Pemotongan ternak sapi
a.    Alur pemotongan ternak :
Pengistirahatan ternak à Pemeriksaan ante mortem à Perubuhan ternak à Penyembelihan à Pemotongan kaki dan kepala à Pengulitan à Pengeluaran viscera à Penimbangan karkas à Pemeriksaan post mortem











b.    Tukang sembelih ternak : Bapak Sochibin






c.    Peralatan pemotongan ternak : Golok, pisau, kapak, asahan pisau, tambang, pengait/jangkar, timbangan karkas, railing system.





















d.   Bobot darah : 14,65 kg =  3%










e.    Lama pengeluaran darah : 2 menit 13 detik






















f.     Bobot tubuh kosong : 343,65 kg









g.    Bobot saluran pencernaan : 130,11 kg =  26,64%














h.    Bobot karkas : 250,16 kg


















i.      Lama pengulitan : 10 menit 41 detik












j.      Bobot kulit : 43,95 kg = 9%











k.    Bobot kaki : 12,01 kg = 2,46%











l.      Bobot kepala : 27,01 kg = 5,53%












m.  Bobot hati : 4,98 kg = 1,02%














n.    Persentase karkas : 51,22 %













o.    Lama waktu pemotongan : 45 menit






a.         Alur pemotongan ternak di RPH Penggaron sudah sesuai dengan teknis pemotongan yang benar














b.         Tukang sembelih di RPH Penggaron sudah melakukan penyembelihan dengan cara yang baik dan halal.


c.         Peralatan yang terdapat di RPH Penggaron sudah sesuai dengan standar. Penggunaan railing sistem akan memudahkan dalam pengangkutan karkas dan menjaga agar karkas tidak terkontaminasi bakteri yang ada pada lantai. Pisau yang digunakan juga tajam sehingga ternak proses penyembelihan dapat berjalan cepat sehingga tidak menyakiti ternak.

d.        Persentase darah sapi yang dipotong sudah sesuai dengan standar yaitu 3%






e.     Lama pengeluaran darah adalah 2 menit 13 detik. Lama pengeluran darah tergantung pada jumlah darah yang dikeluarkan. Faktor yang mempengaruhi waktu pengeluaran darah adalah posisi ternak saat disembelih dan pengistirahatan ternak.









f.          Bobot tubuh kosong ternak sudah sesuai dengan standar. Bobot tubuh kosong ternak dipengaruhi oleh bobot saluran pencernaan.


g.         Bobot saluran pencernaan sapi yang akan dipotong adalah 130,11 kg atau  26,64%, hal tersebut belum sesuai dengan standar persentase viscera yaitu 27,87-29,71. Persentase bobot saluran pencernaan dipengaruhi oleh lama pemuasaan.
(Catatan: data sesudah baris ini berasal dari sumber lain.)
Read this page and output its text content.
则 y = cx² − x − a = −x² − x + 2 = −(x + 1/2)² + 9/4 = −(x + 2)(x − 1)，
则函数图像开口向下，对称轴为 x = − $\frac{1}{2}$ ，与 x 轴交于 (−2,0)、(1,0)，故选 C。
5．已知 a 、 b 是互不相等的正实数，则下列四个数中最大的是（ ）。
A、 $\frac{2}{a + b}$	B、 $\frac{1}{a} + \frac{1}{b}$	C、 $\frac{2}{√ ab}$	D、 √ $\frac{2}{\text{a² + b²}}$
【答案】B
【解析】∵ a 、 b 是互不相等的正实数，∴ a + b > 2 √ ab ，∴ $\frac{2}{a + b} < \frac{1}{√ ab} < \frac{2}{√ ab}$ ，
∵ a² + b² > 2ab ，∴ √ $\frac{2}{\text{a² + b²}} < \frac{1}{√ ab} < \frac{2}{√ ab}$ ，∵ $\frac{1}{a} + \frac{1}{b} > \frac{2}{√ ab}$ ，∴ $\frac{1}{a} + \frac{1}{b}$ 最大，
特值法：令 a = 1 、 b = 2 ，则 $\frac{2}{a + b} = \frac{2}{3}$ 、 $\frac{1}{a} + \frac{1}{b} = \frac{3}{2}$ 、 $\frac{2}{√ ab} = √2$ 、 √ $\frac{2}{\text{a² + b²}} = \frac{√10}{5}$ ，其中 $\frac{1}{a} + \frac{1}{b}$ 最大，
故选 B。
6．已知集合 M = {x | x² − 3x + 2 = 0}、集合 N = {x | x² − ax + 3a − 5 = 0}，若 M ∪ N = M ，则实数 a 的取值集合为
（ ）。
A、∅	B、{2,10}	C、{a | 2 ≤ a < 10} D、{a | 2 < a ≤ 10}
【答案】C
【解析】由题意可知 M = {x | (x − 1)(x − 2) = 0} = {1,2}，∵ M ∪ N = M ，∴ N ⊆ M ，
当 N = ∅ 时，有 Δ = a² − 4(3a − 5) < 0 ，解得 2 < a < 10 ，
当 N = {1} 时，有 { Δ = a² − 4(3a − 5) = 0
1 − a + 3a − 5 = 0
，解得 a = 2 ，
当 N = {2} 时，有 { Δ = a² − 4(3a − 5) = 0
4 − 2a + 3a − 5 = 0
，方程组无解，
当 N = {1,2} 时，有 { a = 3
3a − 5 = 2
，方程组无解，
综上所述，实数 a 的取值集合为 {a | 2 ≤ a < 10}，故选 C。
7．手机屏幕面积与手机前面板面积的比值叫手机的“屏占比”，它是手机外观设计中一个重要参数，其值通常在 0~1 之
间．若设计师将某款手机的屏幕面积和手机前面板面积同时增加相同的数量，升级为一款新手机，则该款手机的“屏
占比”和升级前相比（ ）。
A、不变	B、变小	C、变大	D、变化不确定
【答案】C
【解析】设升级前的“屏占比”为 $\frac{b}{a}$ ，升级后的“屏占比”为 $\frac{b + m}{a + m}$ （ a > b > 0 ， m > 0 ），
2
h.   Bobot karkas yang diperoleh di RPH Penggaron adalah 250,16 kg dengan persentase 51,22%. Persentase karkas tergolong normal karena persentase karkas berkisar 50% - 60% bobot karkas termasuk tinggi. Faktor yang berpengaruh pada bobot karkas adalah bobot potong yang tinggi.


i.        Waktu pengulitan relatif lama, teknik pengulitan sudah baik sesuai dengan prosedur tetapi proses yang digunakan masih manual tidak menggunakan mesin, sehingga waktu pengulitan tidak efisien dan relatif lama.

j.           Bobot kulit yang diperoleh di RPH Penggaron adalah 43,95 kg dengan persentase 9%. Persentase bobot kulit tergolong normal karena persentase karkas berkisar antara 8-12%.

k.         Bobot kaki sapi yang dipotong di RPH Penggaron sudah memenuhi standar, tingginya bobot kaki dibandingkan dengan standar dipengaruhi oleh umur dan jenis kelamin.

l.           Bobot kepala pada ternak adalah 25,19 kg dengan persentase 5,53%. Bobot kepala sudah sesuai dengan standar bobot kepala sapi potong, bobot kepala dipengaruhi oleh umur dan jenis kelamin.


m.       Bobot hati yang diperoleh di RPH Penggaron adalah 5 kg dengan persentase 1,02% yang mana tergolong tinggi jika dibandingkan dengan standarnya yaitu 0,7-0,9%. Bobot hati yang tinggi disebabkan oleh ukuran tubuh ternak yang besar.

n.         Persentase karkas yang diperoleh di RPH Penggaron adalah adalah 51,22% dari bobot potong. Persentase karkas tergolong lebih tinngi dibandingkan standar. Hal ini dipengaruhi oleh bobot hidup saat dipotong.

o.         Lama waktu pemotongan tergolong lama hal tersebut dipengaruhi oleh besar kecilnya ukuran ternak, perlatan yang ada dan tenaga kerja.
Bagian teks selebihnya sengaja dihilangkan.